As of September 30, 2013, the Company had $10,580 in cash and liabilities of $135,210. As of September 30, 2013, the Company had a negative working capital of $74,630. The Company had a negative working capital of $24,708 as of September 30, 2012. The Company has only incidental ongoing expenses primarily associated with maintaining its corporate status and maintaining the Company's reporting obligations to the Securities and Exchange Commission. Current management has indicated a willingness to help support the Company's ongoing expenses through the purchase of securities of the Company.

For the twelve months ended September 30, 2013, the Company had $21,389 in expenses related to maintaining its corporate status, paying accounting and legal fees. Management anticipates only nominal continuing expenses related to investigating business opportunities and legal and accounting cost. For the year ended September 30, 2013, the Company had a net loss of $29,922 compared to a loss of $25,228 for the year ended September 30, 2012.

Since inception, the Company has not generated significant revenue, and it is unlikely that any revenue will be generated until the Company locates a business opportunity with which to acquire or merge. Management of the Company will be investigating various business opportunities. These efforts may cost the Company not only out of pocket expenses for its management but also expenses associated with legal and accounting costs. There can be no guarantee that the Company will receive any benefits from the efforts of management to locate business opportunities.

Management does not anticipate employing any employees in the future until a merger or acquisition can be accomplished. Management will continue to rely on outside consultants to assist in its corporate filing requirements.

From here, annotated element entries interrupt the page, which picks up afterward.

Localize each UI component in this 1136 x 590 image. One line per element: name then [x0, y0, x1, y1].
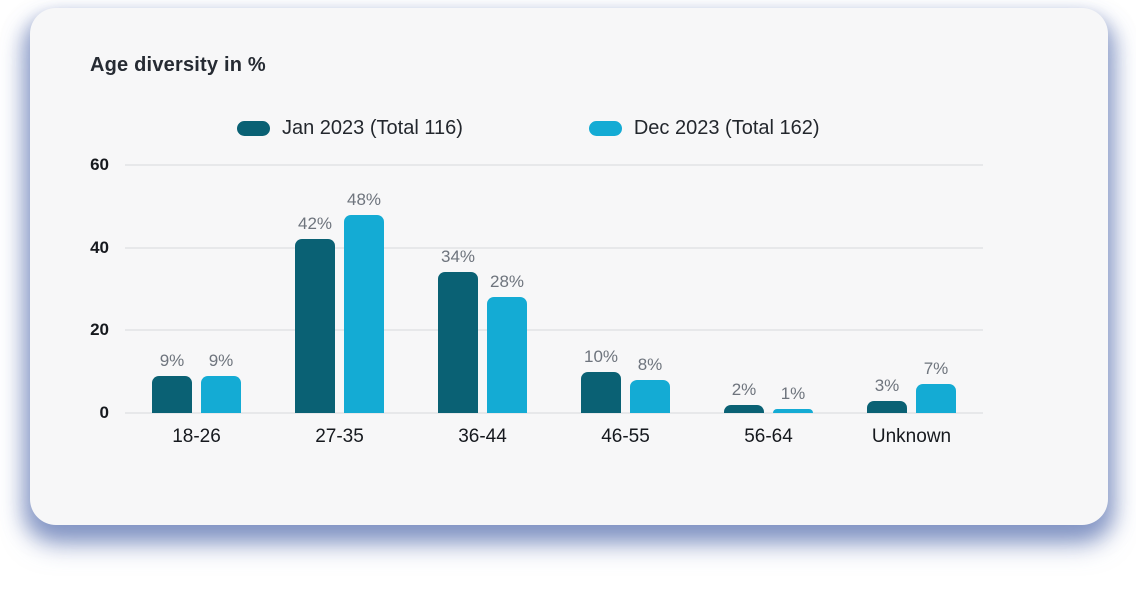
bar-wrap: 8%	[630, 165, 670, 413]
bar-pair: 2% 1%	[724, 165, 813, 413]
y-tick-label-20: 20	[90, 320, 109, 340]
bar-wrap: 7%	[916, 165, 956, 413]
value-label: 9%	[208, 350, 234, 370]
bar-group-unknown: 3% 7% Unknown	[840, 165, 983, 447]
bar-wrap: 9%	[152, 165, 192, 413]
legend-label-dec-2023: Dec 2023 (Total 162)	[633, 117, 820, 139]
y-tick-label-0: 0	[99, 403, 109, 422]
x-category-label-36-44: 36-44	[458, 426, 507, 447]
value-label: 7%	[923, 359, 949, 379]
x-category-label-unknown: Unknown	[871, 426, 952, 447]
bar-jan-46-55	[581, 371, 621, 413]
bar-group-56-64: 2% 1% 56-64	[697, 165, 840, 447]
bar-group-36-44: 34% 28% 36-44	[411, 165, 554, 447]
value-label: 48%	[346, 189, 382, 209]
bar-wrap: 9%	[201, 165, 241, 413]
bar-dec-27-35	[344, 214, 384, 413]
bar-wrap: 34%	[438, 165, 478, 413]
x-category-label-46-55: 46-55	[601, 426, 650, 447]
bar-jan-18-26	[152, 375, 192, 413]
bar-jan-56-64	[724, 404, 764, 413]
bar-wrap: 3%	[867, 165, 907, 413]
value-label: 8%	[637, 354, 663, 374]
value-label: 34%	[440, 247, 476, 267]
bar-pair: 10% 8%	[581, 165, 670, 413]
bar-dec-unknown	[916, 384, 956, 413]
bar-dec-56-64	[773, 408, 813, 413]
gridline-40	[125, 246, 983, 249]
value-label: 2%	[731, 379, 757, 399]
bar-pair: 9% 9%	[152, 165, 241, 413]
bar-pair: 3% 7%	[867, 165, 956, 413]
chart-legend: Jan 2023 (Total 116) Dec 2023 (Total 162…	[237, 117, 820, 140]
value-label: 10%	[583, 346, 619, 366]
value-label: 1%	[780, 383, 806, 403]
y-tick-label-40: 40	[90, 237, 109, 257]
bar-group-46-55: 10% 8% 46-55	[554, 165, 697, 447]
bar-group-27-35: 42% 48% 27-35	[268, 165, 411, 447]
value-label: 3%	[874, 375, 900, 395]
bar-jan-unknown	[867, 400, 907, 413]
bar-wrap: 10%	[581, 165, 621, 413]
bar-dec-18-26	[201, 375, 241, 413]
legend-swatch-dec-2023	[588, 121, 622, 136]
bar-pair: 34% 28%	[438, 165, 527, 413]
legend-item-dec-2023: Dec 2023 (Total 162)	[588, 117, 820, 140]
x-category-label-18-26: 18-26	[172, 426, 221, 447]
bar-wrap: 1%	[773, 165, 813, 413]
bar-pair: 42% 48%	[295, 165, 384, 413]
x-category-label-27-35: 27-35	[315, 426, 364, 447]
bar-wrap: 42%	[295, 165, 335, 413]
bar-dec-36-44	[487, 297, 527, 413]
value-label: 28%	[489, 272, 525, 292]
bar-groups: 9% 9% 18-26 42% 48% 27-35 34% 28% 36-44 10% 8% 46-5…	[125, 165, 983, 447]
value-label: 42%	[297, 214, 333, 234]
legend-swatch-jan-2023	[237, 121, 270, 136]
bar-group-18-26: 9% 9% 18-26	[125, 165, 268, 447]
y-tick-label-60: 60	[90, 155, 109, 174]
chart-title: Age diversity in %	[90, 54, 266, 76]
x-category-label-56-64: 56-64	[744, 426, 793, 447]
legend-item-jan-2023: Jan 2023 (Total 116)	[237, 117, 463, 140]
chart-card: Age diversity in % Jan 2023 (Total 116) …	[30, 8, 1108, 525]
value-label: 9%	[159, 350, 185, 370]
gridline-60	[125, 164, 983, 166]
legend-label-jan-2023: Jan 2023 (Total 116)	[282, 117, 463, 139]
plot-area: 9% 9% 18-26 42% 48% 27-35 34% 28% 36-44 10% 8% 46-5…	[90, 155, 983, 447]
bar-wrap: 2%	[724, 165, 764, 413]
bar-wrap: 28%	[487, 165, 527, 413]
bar-wrap: 48%	[344, 165, 384, 413]
bar-jan-36-44	[438, 272, 478, 413]
gridline-0	[125, 412, 983, 414]
gridline-20	[125, 329, 983, 332]
bar-dec-46-55	[630, 379, 670, 413]
bar-jan-27-35	[295, 239, 335, 413]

The Company has not had any revenue since inception. The Company continues to suffer a small loss related to maintaining its corporate status and reporting obligations. For the year ended September 30, 2013, we incurred a loss of $29,922 and had no revenue as compared to a loss of $25,228 for the year ended September 30, 2012.

Off-balance sheet arrangements.

The Company does not have any off-balance sheet arrangements and it is not anticipated that the Company will enter into any off-balance sheet arrangements.